Spring Rolls with Creamy Sauce

Ingredients

  • 12 rice paper wrappers
  • 1 cucumber, thinly sliced at an angle 
  • 1/3 jicama, thinly sliced at an angle
  • ¼ head cabbage, thinly sliced
  • 3 carrots, peeled and thinly sliced at an angle
  • 1 bag sugar snap peas, thinly sliced at an angle 
  • ½ bunch cilantro, chopped
  • 6 leaves of mint, minced
  • 1 bunch chives, thinly sliced 

 

For the Dipping Sauce

  • ½ Cup soy sauce
  • ½ Cup honey
  • 3 Tablespoons rice vinegar

 

Directions

  1. In a small mixing bowl, whisk all ingredients for dipping sauce together until combined.
  2. Fill a large bowl with warm water.

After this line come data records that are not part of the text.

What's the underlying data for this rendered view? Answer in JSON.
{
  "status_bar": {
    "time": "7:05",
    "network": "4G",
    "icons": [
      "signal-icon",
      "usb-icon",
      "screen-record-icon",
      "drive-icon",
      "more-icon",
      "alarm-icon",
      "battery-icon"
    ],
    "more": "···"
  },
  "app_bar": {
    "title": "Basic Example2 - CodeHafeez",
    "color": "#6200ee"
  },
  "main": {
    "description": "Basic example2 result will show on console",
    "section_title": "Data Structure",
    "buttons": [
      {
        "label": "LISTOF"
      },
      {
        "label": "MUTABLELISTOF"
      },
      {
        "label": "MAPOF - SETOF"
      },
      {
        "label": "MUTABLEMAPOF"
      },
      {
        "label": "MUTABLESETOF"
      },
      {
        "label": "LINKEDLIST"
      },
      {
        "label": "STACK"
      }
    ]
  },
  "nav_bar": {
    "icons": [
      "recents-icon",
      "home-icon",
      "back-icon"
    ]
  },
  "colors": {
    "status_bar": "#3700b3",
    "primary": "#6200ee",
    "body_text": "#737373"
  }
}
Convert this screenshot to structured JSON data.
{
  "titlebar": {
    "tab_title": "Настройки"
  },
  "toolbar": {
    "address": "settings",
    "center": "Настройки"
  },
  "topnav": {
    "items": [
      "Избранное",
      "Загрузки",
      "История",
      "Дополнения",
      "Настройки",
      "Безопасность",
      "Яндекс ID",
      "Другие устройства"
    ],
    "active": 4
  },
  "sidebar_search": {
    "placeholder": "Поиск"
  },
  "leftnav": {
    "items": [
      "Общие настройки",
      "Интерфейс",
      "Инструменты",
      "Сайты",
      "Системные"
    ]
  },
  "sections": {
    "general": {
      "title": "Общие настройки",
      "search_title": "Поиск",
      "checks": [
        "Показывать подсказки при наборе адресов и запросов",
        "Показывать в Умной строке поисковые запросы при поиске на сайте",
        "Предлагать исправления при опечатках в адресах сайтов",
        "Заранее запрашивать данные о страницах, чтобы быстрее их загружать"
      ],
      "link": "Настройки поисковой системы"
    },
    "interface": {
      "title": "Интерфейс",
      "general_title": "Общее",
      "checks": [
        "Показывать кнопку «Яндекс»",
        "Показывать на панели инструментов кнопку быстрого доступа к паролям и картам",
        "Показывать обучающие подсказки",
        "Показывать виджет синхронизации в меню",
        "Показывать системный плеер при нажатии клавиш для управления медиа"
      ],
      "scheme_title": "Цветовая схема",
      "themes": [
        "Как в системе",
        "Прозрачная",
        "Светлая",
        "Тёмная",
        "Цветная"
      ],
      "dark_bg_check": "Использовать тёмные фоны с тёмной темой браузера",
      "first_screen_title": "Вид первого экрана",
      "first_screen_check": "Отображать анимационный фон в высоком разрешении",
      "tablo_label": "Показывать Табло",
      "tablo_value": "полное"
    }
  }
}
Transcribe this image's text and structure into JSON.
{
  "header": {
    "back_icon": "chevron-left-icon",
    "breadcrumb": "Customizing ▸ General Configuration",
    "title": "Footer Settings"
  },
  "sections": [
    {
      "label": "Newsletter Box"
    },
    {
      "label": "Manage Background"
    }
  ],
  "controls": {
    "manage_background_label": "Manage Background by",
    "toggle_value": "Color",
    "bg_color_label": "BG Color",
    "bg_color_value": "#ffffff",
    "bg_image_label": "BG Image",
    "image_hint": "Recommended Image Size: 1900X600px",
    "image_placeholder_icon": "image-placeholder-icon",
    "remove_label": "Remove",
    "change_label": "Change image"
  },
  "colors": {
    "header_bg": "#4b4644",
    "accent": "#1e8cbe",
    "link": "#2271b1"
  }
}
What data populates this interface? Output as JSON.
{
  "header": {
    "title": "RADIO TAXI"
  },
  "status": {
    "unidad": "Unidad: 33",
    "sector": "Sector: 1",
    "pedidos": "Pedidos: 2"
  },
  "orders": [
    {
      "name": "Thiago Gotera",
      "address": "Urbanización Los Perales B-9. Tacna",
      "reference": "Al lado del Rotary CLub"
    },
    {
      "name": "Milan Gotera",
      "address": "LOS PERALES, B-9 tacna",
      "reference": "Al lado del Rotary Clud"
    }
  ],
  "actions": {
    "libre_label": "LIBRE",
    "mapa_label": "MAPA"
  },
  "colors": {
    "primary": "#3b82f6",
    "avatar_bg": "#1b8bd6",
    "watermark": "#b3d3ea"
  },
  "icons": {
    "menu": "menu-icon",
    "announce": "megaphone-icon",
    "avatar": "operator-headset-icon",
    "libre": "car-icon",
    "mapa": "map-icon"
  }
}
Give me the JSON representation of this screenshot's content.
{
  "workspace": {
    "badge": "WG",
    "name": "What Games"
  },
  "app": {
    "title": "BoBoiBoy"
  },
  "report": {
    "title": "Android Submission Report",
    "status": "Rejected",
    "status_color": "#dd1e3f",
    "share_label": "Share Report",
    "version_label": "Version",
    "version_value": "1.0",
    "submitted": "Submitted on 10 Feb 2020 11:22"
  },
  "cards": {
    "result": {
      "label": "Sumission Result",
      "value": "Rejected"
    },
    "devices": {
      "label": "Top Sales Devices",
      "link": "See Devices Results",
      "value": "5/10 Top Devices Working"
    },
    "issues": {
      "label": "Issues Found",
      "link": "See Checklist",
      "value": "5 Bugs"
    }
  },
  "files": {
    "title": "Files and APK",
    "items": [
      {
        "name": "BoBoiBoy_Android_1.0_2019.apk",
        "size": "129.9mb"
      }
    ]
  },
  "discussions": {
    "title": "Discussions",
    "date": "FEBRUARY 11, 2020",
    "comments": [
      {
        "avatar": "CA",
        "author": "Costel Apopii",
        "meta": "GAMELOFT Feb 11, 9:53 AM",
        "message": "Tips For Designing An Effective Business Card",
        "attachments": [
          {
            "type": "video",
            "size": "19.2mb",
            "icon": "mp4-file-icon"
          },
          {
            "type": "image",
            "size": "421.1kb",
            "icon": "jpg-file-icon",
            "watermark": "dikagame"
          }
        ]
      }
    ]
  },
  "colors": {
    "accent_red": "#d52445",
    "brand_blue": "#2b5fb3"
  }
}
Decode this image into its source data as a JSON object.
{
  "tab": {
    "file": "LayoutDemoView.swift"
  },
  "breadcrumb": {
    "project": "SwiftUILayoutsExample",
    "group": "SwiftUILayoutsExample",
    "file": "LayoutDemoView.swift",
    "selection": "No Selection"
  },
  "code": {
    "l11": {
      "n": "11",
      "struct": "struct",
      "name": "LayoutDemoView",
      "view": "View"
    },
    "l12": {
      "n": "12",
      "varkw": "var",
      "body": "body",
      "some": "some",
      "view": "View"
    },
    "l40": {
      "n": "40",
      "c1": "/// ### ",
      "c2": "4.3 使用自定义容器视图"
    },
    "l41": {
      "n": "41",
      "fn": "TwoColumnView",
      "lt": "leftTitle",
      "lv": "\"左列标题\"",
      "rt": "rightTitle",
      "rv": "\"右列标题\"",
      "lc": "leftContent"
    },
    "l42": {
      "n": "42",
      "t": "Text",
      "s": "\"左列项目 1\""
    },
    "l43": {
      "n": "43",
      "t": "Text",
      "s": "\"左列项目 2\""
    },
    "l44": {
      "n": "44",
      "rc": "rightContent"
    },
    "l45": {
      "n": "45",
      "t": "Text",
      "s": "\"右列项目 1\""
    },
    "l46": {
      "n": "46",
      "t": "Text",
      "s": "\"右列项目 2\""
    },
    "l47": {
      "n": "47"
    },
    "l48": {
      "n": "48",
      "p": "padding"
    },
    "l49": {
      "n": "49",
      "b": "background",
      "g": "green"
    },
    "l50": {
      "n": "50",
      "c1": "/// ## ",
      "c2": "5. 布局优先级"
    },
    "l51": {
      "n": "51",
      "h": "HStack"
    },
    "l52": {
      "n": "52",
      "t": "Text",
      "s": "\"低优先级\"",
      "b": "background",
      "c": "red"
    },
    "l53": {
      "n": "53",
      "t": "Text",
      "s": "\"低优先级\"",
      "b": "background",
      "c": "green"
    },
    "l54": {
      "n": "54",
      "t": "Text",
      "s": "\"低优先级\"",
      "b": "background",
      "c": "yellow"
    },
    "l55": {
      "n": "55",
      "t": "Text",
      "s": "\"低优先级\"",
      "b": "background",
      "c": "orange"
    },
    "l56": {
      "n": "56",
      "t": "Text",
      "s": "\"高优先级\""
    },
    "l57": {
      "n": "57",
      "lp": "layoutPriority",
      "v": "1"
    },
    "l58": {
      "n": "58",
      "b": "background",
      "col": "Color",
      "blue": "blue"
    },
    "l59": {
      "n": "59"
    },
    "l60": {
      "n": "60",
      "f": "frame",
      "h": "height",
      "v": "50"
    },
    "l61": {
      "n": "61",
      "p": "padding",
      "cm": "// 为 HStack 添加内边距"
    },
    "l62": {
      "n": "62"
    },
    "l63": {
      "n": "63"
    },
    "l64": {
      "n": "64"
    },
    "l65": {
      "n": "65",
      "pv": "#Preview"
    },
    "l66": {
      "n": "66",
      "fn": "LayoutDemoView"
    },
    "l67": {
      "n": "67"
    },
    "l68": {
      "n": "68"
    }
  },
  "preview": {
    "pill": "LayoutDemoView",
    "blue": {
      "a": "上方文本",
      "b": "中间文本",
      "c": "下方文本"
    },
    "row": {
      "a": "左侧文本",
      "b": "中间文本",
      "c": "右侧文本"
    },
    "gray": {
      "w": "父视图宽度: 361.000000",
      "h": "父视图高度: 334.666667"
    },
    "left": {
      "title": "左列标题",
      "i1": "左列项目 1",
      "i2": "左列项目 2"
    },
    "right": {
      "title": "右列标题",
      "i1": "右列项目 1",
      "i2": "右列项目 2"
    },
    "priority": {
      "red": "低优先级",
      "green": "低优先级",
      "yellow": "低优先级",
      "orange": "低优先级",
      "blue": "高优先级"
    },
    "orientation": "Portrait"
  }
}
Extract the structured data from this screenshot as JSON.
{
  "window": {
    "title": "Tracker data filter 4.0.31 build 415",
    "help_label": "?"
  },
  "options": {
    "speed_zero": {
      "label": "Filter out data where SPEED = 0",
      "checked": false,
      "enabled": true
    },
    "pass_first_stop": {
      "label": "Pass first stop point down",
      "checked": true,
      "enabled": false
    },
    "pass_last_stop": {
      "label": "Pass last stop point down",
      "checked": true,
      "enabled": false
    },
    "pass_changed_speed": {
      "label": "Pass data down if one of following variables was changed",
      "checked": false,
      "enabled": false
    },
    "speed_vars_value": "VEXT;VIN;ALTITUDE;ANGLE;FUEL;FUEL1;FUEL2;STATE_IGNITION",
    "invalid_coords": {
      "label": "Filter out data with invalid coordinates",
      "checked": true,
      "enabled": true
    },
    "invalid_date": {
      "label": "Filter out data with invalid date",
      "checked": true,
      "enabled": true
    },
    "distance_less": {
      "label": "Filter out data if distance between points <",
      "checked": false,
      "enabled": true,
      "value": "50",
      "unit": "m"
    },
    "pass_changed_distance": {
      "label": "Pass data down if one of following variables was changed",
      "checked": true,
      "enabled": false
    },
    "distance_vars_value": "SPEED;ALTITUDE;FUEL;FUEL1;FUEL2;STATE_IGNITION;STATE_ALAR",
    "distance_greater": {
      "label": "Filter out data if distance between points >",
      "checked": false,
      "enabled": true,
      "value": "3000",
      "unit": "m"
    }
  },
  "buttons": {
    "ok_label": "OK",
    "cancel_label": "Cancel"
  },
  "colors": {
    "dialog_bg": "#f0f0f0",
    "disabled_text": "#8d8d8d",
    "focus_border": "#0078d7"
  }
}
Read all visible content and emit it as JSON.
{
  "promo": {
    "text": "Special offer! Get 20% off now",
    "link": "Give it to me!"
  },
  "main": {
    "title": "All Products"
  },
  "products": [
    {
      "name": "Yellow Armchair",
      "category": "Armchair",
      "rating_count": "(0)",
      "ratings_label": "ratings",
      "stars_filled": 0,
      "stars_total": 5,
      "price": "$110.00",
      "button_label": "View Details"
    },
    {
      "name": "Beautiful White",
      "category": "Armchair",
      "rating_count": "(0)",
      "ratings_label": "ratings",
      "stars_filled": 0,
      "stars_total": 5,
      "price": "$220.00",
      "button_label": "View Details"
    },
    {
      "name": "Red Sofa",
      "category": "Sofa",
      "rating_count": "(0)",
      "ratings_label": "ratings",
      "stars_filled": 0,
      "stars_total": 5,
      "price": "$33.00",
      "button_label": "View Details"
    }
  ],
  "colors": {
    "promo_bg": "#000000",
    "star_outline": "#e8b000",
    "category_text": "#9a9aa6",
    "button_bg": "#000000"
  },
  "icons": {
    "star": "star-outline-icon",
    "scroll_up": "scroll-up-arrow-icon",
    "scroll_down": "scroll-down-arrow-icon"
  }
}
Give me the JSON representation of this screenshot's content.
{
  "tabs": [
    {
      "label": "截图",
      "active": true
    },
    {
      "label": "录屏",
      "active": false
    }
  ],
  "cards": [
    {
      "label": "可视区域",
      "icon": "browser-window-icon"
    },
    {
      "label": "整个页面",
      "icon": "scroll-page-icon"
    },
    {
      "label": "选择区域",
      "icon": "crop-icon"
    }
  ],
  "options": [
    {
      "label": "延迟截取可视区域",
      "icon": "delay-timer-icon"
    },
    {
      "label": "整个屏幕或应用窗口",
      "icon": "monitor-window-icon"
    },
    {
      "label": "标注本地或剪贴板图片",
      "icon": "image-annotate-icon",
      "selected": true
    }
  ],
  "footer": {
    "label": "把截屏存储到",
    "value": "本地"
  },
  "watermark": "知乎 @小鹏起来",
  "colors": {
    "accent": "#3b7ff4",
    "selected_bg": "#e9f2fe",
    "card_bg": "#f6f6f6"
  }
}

Dip 1 piece of rice paper into the water to soften, about 5 seconds. Take out of water when soft, and lay flat on cutting board.
  3. Place vegetables and herbs in the center of the rice paper. Be careful, do not overstuff!
  4. Roll rice paper and vegetables like a burrito: bring the bottom of rice paper up over the vegetables, fold in sides, and roll to the top.
  5. Dip spring roll into sauce and enjoy!